Our previous blog provided 5 handy hints to avoid causing conflict within the workplace. Here, we continue our hints to help you manage and maintain a healthy workplace. Read, learn and then manipulate them in your managing courier and become a better team player!
6. Criticise with caution.
You will be required from time to time to point out mistakes or critique the work of your staff. This should be undertaken in a spirit of support: never criticise anyone’s work unless you can make practical suggestions for improvement.
7. For the sake of argument, don’t.
Arguing is a needless waste of energy and time. A battle between two closed minds only results in both parties clinging more tenaciously to their positions. It is far wiser to listen to the other point of view, understand the stance being taken, and attempt to guide the other party towards your point of view through negotiation.

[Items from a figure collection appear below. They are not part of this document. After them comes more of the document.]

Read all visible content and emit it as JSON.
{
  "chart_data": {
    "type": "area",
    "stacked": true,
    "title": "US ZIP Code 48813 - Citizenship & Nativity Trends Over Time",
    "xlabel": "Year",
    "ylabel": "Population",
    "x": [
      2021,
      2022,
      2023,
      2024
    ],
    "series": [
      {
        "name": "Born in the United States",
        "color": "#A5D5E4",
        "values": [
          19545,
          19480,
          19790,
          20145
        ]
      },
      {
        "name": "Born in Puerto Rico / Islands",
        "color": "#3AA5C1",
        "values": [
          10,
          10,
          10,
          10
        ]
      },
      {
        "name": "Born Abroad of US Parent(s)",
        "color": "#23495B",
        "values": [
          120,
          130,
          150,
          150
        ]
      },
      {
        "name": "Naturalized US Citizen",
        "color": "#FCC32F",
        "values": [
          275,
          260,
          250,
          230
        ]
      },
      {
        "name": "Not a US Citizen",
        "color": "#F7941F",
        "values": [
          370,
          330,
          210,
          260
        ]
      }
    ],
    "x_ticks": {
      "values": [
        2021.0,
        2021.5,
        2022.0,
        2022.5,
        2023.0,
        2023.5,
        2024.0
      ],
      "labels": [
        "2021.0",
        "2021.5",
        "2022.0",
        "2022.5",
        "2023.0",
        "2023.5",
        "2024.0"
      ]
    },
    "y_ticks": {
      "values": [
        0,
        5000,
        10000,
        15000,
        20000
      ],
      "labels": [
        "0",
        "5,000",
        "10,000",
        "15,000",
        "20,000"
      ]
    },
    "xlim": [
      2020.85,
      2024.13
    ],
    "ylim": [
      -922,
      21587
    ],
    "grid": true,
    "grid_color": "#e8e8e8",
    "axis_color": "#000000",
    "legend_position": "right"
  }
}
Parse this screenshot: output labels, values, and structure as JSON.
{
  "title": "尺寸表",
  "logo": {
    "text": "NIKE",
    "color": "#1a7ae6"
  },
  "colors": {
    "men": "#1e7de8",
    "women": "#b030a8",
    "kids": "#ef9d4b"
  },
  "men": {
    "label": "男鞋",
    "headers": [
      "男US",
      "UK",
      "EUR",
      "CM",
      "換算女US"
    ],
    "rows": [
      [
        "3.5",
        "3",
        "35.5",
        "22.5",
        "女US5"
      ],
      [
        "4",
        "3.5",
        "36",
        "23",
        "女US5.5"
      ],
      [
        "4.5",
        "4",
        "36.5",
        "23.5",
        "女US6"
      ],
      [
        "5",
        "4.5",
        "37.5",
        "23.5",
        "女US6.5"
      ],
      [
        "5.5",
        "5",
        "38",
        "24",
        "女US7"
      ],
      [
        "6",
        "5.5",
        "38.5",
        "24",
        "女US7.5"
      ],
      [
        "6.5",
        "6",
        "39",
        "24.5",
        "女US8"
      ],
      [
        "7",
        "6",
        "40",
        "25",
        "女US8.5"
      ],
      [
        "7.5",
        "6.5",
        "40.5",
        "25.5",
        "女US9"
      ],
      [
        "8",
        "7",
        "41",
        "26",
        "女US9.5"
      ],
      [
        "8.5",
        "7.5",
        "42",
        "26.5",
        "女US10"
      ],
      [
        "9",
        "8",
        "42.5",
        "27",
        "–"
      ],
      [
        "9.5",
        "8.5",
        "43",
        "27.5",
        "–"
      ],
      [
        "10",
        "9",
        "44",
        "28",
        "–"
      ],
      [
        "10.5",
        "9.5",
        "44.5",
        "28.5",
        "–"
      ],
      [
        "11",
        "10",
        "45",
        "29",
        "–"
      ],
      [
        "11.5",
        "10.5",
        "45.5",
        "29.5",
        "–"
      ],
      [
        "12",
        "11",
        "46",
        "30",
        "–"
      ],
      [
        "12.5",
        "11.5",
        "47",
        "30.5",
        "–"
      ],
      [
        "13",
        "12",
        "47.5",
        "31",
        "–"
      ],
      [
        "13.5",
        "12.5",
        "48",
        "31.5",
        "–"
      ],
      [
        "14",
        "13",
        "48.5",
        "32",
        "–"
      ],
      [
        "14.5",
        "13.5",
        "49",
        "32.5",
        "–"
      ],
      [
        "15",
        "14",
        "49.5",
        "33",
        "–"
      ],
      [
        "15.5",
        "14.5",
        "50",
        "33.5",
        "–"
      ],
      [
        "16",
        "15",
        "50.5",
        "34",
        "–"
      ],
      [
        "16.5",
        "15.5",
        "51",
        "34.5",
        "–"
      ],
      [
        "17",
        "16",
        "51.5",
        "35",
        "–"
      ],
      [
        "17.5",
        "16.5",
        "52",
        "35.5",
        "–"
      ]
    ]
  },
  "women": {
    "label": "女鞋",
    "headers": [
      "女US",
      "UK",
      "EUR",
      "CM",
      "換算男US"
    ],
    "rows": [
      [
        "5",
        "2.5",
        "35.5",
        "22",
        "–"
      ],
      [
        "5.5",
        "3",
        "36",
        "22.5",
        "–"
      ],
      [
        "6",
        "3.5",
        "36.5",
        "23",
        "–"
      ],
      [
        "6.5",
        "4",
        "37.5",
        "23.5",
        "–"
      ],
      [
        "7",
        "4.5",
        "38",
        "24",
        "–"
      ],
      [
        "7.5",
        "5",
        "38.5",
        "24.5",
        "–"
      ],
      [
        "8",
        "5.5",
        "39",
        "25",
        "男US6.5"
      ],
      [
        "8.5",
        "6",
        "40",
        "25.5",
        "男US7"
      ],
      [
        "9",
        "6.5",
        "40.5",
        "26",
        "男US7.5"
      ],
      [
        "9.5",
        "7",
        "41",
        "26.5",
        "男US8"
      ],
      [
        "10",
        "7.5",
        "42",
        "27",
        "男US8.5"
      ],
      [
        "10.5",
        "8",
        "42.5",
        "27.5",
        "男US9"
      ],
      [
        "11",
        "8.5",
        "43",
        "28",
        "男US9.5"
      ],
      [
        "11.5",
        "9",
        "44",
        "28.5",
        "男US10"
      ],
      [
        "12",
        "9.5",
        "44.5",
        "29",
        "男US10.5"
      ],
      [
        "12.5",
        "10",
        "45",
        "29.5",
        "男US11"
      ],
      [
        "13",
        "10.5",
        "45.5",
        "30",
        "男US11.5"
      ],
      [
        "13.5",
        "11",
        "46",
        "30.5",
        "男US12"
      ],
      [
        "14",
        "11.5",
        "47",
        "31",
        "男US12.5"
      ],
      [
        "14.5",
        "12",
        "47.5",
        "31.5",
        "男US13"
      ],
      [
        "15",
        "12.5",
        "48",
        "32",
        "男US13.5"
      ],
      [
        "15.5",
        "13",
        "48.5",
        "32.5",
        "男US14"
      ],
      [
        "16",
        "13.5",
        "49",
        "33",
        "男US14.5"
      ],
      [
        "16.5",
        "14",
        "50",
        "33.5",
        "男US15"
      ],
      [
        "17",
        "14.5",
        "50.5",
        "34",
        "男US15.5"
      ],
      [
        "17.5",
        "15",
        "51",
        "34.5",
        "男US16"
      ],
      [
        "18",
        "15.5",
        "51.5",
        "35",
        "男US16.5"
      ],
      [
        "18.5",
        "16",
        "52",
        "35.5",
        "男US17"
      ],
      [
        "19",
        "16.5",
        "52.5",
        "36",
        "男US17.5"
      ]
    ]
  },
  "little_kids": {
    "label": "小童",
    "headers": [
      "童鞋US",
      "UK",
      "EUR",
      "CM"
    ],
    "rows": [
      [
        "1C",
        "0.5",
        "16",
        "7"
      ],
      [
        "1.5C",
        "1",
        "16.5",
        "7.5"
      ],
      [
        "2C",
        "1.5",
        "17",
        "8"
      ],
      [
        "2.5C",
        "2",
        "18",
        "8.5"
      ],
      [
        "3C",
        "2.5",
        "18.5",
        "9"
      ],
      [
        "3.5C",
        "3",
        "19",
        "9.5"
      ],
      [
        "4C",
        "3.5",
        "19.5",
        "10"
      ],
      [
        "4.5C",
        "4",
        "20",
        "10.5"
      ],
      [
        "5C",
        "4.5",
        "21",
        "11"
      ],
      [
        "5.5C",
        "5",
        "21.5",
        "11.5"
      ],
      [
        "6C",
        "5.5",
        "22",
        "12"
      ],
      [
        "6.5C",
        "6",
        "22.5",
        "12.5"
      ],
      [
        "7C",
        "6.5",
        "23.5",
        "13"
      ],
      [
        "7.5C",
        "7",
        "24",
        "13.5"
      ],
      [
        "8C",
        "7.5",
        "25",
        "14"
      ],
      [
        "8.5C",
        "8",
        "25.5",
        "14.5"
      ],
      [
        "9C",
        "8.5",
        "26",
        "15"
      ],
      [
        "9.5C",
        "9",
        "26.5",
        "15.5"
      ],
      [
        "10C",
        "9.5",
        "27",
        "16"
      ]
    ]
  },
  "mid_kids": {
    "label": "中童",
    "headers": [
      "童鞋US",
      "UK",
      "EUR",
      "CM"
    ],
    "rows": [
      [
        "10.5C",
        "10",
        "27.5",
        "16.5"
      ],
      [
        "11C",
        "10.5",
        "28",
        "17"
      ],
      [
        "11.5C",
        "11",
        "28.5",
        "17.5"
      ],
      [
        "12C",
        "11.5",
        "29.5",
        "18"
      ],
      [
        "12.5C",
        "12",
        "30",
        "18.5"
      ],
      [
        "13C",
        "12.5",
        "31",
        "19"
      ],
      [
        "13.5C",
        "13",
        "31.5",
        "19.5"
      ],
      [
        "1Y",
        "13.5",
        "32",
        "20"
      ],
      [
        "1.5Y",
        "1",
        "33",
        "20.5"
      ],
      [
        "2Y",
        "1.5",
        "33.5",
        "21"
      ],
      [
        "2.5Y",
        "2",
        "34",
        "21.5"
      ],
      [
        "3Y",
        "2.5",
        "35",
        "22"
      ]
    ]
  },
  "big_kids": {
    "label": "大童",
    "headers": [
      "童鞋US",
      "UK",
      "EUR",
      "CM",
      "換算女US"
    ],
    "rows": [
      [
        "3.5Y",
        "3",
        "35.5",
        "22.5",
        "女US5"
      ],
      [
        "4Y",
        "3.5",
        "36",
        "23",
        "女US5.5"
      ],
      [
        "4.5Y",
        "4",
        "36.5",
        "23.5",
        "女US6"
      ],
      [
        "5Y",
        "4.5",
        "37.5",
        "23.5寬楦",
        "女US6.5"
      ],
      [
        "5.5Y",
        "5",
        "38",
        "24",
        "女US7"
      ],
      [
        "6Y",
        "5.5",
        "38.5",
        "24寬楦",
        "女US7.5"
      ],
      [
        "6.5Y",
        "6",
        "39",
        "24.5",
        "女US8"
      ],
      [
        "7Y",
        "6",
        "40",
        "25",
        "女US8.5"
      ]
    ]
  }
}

8. Try to be tolerant of others.
Be aware that rarely is anyone ‘right’, because all of us view situations through our own unique perceptual filters. Conflict arises when we refuse to respect or tolerate another person’s values or opinions. Never condemn someone for failing to live up to your expectations, for such behaviour breeds hostility and frustration that is guaranteed to hurt your colleague – and you as well.
9. Never play favourites.
The teacher’s pet is often the cause of much resentment in the classroom. So too in the management situation. Avoid the friction caused among staff when you intentionally or unintentionally show preference for one staff member over another.
10. Confront an emerging conflict head-on
Finally, if a conflict situation between you and a member of staff seems inevitable, tackle it immediately by discussing it with those involved. Never leave the scene, sulk, or withdraw support or cooperation when the going gets tough – such behaviour will not defuse the core issue. Ignoring conflict situations will only ensure greater problems later on.
Carl Rogers suggested that, to clear up misunderstanding promptly, each party should restate the other’s position to the other’s satisfaction, thereby forcing each to briefly adopt the other’s frame of reference. The situation then becomes less emotional, with both parties doing more thinking and listening. The more rational people become, the greater the opportunity for conflict resolution.